There are a couple things that are required, IMHO, to make a bolt-on work correctly. Note that most (but not all) that are not welded on by the OE are riveted rather than bolted.
Rivets work slightly different than bolts. The action of swaging the end also causes the rivet body to expand and completely fill the hole. That's not something that a bolt can do. The best that a bolt can do is to precisely fit the hole. To do that the hole must be reamed to size and not just drilled.
Then there is the properly sized and installed requirement. To me that means using a bolt with a shoulder that is long enough to fit most of the way through the washer under the nut, using a prevailing torque, all metal lock-nut and two hardened, heavy flat washers positioned with their rounded faces against the frame and bracket. Then each bolt should be torqued to it's correct torque value. If I'm feeling excessively anal-retentive about the install I'll also put Lock-tite 271 or 620 on the bolt threads.
If the frame is a box section frame then it will also need to be sleeved for the bolts to pass completely through the frame. Which can be a can of worms by itself. The simplest way that I've found to do this is to drill one side larger than the other. Unibits are a godsend for this work. The small hole is a clearance hole for the bolt used. The large hole is the OD of the sleeve, and I make the sleeve the width of the frame rail. Which means that it stands slightly proud at the large hole side, where I can weld it in place. I choose an OD that clears the flats of the nut, say roughly the OD of the socket used on that nut and ream the ID to the bolt size. In this case only one flat washer is needed.

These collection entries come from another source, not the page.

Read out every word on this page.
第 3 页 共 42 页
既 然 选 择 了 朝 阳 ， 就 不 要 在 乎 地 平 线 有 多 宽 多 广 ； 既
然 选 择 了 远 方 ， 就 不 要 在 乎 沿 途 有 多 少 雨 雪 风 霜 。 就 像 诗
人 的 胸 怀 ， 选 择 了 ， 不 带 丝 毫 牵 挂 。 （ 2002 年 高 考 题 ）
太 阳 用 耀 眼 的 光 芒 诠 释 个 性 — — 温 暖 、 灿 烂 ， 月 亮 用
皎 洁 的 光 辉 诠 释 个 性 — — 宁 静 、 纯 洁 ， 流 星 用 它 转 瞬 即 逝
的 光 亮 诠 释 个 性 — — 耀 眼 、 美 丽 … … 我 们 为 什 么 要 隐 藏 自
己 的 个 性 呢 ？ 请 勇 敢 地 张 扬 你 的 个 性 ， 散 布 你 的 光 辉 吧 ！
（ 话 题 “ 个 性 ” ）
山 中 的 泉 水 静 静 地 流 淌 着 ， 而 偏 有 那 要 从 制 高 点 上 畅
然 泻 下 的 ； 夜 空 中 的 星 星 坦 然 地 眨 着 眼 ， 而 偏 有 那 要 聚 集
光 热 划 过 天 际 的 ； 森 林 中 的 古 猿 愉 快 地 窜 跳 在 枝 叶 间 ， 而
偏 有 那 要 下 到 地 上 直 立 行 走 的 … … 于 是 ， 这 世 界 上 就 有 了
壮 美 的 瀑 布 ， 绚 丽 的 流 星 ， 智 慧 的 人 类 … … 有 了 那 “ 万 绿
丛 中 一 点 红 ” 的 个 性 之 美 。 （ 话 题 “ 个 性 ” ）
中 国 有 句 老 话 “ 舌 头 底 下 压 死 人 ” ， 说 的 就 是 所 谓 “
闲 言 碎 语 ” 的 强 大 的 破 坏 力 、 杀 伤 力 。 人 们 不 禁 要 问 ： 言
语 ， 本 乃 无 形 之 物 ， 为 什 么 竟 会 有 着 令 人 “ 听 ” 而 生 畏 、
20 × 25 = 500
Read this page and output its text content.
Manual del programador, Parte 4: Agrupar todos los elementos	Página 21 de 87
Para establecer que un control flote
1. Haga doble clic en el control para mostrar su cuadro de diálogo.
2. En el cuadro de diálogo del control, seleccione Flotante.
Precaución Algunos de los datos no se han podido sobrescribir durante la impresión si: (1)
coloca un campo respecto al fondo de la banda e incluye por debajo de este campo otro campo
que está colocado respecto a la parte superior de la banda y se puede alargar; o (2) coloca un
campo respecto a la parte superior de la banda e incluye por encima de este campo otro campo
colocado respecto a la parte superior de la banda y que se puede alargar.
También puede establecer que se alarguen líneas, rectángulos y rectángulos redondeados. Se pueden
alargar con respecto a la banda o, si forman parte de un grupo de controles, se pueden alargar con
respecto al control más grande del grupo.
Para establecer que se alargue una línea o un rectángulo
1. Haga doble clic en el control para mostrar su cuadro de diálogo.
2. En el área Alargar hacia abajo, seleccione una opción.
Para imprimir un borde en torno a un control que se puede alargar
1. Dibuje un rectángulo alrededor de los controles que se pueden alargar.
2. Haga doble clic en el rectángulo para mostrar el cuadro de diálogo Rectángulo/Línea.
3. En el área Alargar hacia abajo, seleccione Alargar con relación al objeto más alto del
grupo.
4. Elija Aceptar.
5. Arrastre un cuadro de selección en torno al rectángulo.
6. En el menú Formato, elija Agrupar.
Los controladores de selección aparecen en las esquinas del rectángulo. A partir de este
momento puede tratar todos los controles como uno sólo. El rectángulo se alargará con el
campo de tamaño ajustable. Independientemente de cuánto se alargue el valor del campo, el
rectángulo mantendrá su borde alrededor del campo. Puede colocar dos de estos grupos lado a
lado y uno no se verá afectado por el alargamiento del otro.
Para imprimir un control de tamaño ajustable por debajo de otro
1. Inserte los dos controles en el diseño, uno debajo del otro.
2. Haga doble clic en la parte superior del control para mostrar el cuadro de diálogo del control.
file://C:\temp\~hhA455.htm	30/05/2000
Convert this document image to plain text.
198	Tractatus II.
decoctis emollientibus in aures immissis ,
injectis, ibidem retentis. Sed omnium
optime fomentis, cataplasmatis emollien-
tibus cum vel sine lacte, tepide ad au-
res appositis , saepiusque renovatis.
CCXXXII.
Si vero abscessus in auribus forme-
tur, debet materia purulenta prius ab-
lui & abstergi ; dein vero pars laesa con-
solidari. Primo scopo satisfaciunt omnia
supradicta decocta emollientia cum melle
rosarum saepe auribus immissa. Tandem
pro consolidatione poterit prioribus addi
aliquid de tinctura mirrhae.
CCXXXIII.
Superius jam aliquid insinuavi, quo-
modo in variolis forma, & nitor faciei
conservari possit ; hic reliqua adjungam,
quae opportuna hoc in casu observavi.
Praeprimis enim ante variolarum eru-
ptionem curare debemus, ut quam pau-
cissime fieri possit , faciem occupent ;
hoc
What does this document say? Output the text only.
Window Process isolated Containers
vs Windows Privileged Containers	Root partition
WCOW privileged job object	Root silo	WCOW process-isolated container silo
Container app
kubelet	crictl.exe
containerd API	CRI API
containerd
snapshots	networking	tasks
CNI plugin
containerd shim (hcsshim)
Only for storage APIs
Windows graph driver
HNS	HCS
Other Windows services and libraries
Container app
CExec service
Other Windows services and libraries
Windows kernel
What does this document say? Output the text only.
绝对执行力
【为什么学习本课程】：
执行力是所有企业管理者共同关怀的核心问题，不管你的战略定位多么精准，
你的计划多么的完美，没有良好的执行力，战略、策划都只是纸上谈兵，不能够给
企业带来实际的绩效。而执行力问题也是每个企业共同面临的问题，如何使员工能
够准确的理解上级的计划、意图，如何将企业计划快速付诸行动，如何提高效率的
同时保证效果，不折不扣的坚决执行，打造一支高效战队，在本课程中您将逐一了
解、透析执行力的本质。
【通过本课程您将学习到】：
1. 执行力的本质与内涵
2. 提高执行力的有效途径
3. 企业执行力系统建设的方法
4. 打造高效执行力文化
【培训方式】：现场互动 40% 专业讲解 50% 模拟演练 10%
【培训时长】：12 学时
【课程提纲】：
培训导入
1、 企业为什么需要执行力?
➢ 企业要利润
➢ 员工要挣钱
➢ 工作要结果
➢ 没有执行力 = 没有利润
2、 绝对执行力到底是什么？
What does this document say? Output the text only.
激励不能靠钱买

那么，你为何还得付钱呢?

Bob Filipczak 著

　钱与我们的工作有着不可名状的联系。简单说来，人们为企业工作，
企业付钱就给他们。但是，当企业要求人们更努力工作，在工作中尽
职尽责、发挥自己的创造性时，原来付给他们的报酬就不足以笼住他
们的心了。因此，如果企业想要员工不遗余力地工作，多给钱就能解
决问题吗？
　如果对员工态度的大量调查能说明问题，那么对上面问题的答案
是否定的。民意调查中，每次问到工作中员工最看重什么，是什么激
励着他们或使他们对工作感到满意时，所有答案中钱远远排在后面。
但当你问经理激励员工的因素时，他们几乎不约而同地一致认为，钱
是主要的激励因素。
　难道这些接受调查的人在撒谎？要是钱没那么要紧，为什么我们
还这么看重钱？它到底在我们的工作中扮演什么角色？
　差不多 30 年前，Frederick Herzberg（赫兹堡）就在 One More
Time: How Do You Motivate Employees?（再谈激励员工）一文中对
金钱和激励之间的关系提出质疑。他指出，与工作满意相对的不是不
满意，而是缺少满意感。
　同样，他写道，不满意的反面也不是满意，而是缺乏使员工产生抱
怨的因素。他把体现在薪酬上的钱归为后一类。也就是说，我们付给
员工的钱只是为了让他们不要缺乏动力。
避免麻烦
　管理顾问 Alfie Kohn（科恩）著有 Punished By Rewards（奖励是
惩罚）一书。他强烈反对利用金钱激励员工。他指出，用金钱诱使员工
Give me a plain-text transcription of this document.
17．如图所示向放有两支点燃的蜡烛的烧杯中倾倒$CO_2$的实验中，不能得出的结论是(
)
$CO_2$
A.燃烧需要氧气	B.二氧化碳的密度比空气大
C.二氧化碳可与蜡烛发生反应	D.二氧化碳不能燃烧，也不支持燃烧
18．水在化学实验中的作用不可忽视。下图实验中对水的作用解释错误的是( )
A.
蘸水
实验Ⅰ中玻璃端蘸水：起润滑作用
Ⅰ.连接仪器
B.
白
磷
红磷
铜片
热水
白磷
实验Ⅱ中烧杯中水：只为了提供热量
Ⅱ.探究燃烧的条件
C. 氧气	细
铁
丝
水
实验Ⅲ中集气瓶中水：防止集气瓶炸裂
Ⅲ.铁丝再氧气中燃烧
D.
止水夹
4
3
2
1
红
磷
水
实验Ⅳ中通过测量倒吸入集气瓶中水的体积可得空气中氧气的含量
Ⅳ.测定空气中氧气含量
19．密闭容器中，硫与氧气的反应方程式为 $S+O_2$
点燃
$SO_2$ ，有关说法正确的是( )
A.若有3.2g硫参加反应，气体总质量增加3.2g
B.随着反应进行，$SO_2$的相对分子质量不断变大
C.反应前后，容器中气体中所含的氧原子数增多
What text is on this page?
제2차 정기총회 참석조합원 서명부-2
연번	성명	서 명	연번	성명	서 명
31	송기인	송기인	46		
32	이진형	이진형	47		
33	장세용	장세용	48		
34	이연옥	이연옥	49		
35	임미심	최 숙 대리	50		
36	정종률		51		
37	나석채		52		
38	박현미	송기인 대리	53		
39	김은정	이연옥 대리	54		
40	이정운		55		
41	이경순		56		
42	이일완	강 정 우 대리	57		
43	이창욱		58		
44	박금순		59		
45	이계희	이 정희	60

For the new upper damper mounts on the front of my FJ60 I am welding them on after first welding on a similar thickness doubler plate that has appropriately placed rosette holes in it. I am putting on the doublers because in using the F-250 towers there is no way to avoid a vertical, straight weld bead on the side of the frame rail. So I'm moving that bead to the doubler and have shaped the doubler to not have any straight up/down weld beads.